Retribution: They Deserve It!



Retribution:

The most common basis for support of the death penalty is retribution. There are two formulations of the retribution case: 1) the punishment fits the crime and 2) the criminal deserves the punishment. A 2003 poll reported that 37% of death penalty supporters endorse the first and 13% cite the second. [Presumably, this case is based on the assumption that the system can actually identify who deserves it with an acceptable degree of legal and social certainty, a proposition under siege as the list of Death Row exonerations grows. New Mexico Governor Bill Richardson said he supports the death penalty and that some people deserve it but since he can’t be sure who they are, he signed a bill abolishing it in 2009.]
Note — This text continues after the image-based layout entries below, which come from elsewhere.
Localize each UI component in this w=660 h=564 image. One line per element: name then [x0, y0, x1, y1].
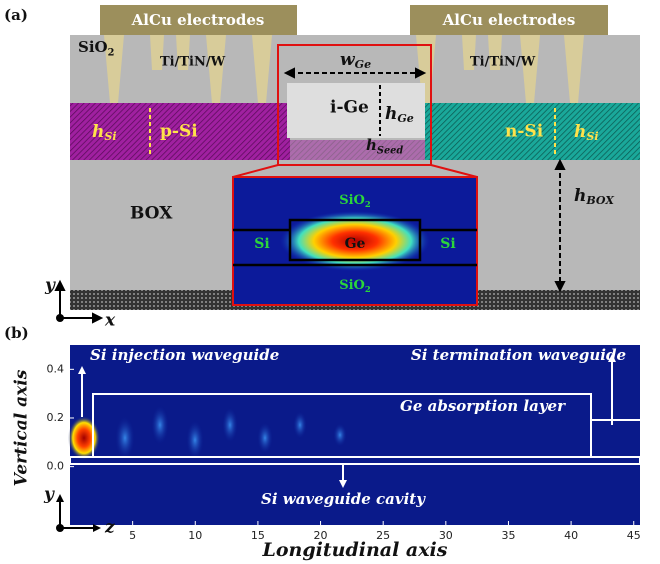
label-main: h	[92, 122, 104, 142]
label: Ge	[345, 236, 366, 252]
x-tick-label: 10	[188, 529, 202, 542]
label-main: h	[385, 104, 397, 124]
annotation: Si injection waveguide	[90, 346, 279, 364]
label: Ti/TiN/W	[470, 55, 536, 70]
x-tick-label: 45	[627, 529, 641, 542]
label: i-Ge	[330, 98, 369, 118]
label: AlCu electrodes	[442, 11, 576, 29]
axis-label: y	[43, 485, 55, 505]
panel-label: (a)	[4, 6, 28, 24]
annotation: Ge absorption layer	[400, 397, 566, 415]
label-main: h	[574, 122, 586, 142]
label-sub: Seed	[377, 145, 403, 156]
label-sub: Ge	[397, 112, 413, 125]
label-sub: Si	[586, 130, 598, 143]
panel-label: (b)	[4, 324, 29, 342]
annotation: Si termination waveguide	[411, 346, 626, 364]
label-main: h	[366, 136, 377, 154]
label-sub: 2	[365, 283, 371, 293]
axis-label: y	[44, 276, 56, 296]
label: BOX	[130, 204, 173, 224]
label-main: SiO	[339, 193, 365, 208]
label-main: h	[574, 186, 586, 206]
x-tick-label: 40	[564, 529, 578, 542]
label-main: w	[340, 50, 356, 70]
figure: (a)AlCu electrodesAlCu electrodesSiO2Ti/…	[0, 0, 660, 564]
label: AlCu electrodes	[131, 11, 265, 29]
y-tick-label: 0.0	[47, 460, 65, 473]
label: p-Si	[160, 122, 198, 142]
label: Si	[254, 236, 269, 252]
label: Ti/TiN/W	[160, 55, 226, 70]
annotation: Si waveguide cavity	[261, 490, 426, 508]
label-sub: Ge	[355, 58, 371, 71]
x-axis-title: Longitudinal axis	[262, 539, 448, 561]
axis-label: x	[104, 311, 116, 331]
label-sub: BOX	[585, 194, 614, 207]
seed	[290, 140, 425, 160]
label-sub: 2	[108, 47, 115, 58]
y-tick-label: 0.2	[47, 411, 65, 424]
x-tick-label: 5	[129, 529, 136, 542]
label: Si	[440, 236, 455, 252]
y-tick-label: 0.4	[47, 362, 65, 375]
x-tick-label: 35	[501, 529, 515, 542]
label-main: SiO	[339, 278, 365, 293]
label-sub: Si	[104, 130, 116, 143]
y-axis-title: Vertical axis	[12, 369, 32, 486]
label-sub: 2	[365, 198, 371, 208]
axis-label: z	[104, 518, 115, 538]
label-main: SiO	[78, 38, 108, 56]
label: n-Si	[505, 122, 544, 142]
Since the resumption of capital punishment in 1976, 1170 people have been executed. Are we to believe this is the entire universe of those ‘who deserved it’?

That not all who deserve it get it supports an unfavorable inference that the selection process is driven by something other than high principles of retributive justice.

What’s fair in theory may be foul in practice.

Whether the reason for selective application of capital punishment is an accident of geography or a studied application of the fine art of plea-bargaining or jury nullification or a sad fortuity of mitigating factors present in the background of one shooter but not the other, the result is the same: application of retributive justice is capricious, governed by the same laws that govern where lightening will strike, who it will hit and who, if anyone, it will kill.

This is bad constitutional law and worse public policy.